A pitch deck is a series of words and images that illustrate a venture’s story and business model. Entrepreneurs have used them to raise money, recruit employees, and close customers, partners, and suppliers. They represent everything that is valuable about the startup—the vision, the team behind that vision, the core elements of its business model, and the insights into the customer that the venture plans to take advantage of and the industry that the venture hopes to disrupt.
There are two kinds of pitch decks
- Presentation deck: A visual to assist your oral presentation in an investor meeting.
- Reading deck: A more thorough and detailed deck that can be read and understood without you there.
The Building Blocks of a Pitch Deck
The building blocks of a pitch deck are the slides. Each slide highlights a different aspect of the venture and furthers the plot of the pitch. These are the essential ten (not including your cover page):
- Overview: The company overview is your “ elevator pitch”—the fifteen-second version of your deck. It gives your audience a small taste of what your company does but leaves them hungry for more.
- Opportunity: The opportunity slide describes your industry, and how your business will work within it.
- Problem: Entrepreneurship, at its core, is about solving problems. The bigger the problem, the better. In your problem slide, describe the problem you are solving and how and why that problem is painful. Bear in mind that People don’t empathize with big, general problems; they empathize with the struggles of specific people with names and faces.

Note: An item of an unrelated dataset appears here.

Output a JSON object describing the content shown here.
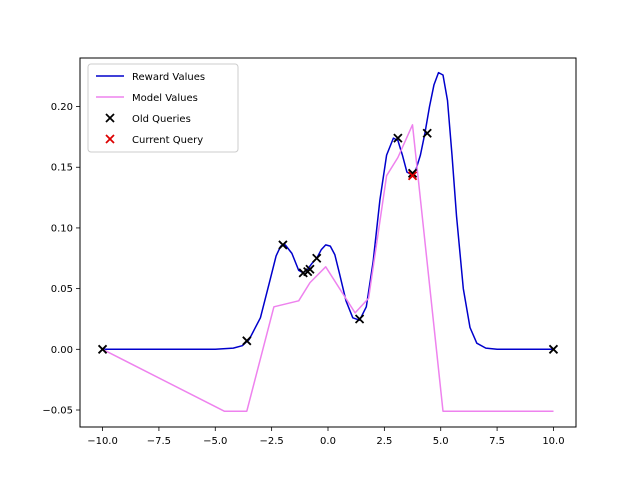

- Solution: Now, it is time to pull out all the stops. Show them your magic, your one-of-a-kind solution to the problem. You want the investors to marvel at it.
- Traction: The goal of this slide is to demonstrate that each of your assumptions about the venture is proving true and you are making significant progress. The most common way to show traction is through growing sales or users, but you can also focus on other key metrics you have identified. Traction helps convince an investor that the idea is going to be a success no matter what.
- Customer or Market: in this slide, you demonstrate how well you know your customers and the market they represent. Describe where they live, what they like to do, and how much they would be willing to spend.
- Competition: Every venture has competition. List competitors and describe how each competes in the market. Then, show what differentiates you from competitors and what advantage you have over them. Many founders find it helpful to create a map of the competitive landscape, using important aspects of the product.
- Business Model: Don’t worry; showing how the business makes money is much simpler than you think. Pre-revenue companies may have the good fortune of making up assumptions and financials, but that is not an excuse for having unrealistic projections. However, it should include the important aspects such as revenue, gross profit, earnings before interest, taxes, depreciation, and amortization (EBITDA), net income, burn rate, and cash flow.
- Team: In the team slide, you want to give the background for each of the key team members, including their current roles, prior experience, significant accomplishments, and education.
- Use of Funds: A good pitch deck has a clear ask of the investor. This is married with an understanding of what the investor gets in return and what the money will be used for. Spell out how you actually plan to use the money you are asking for.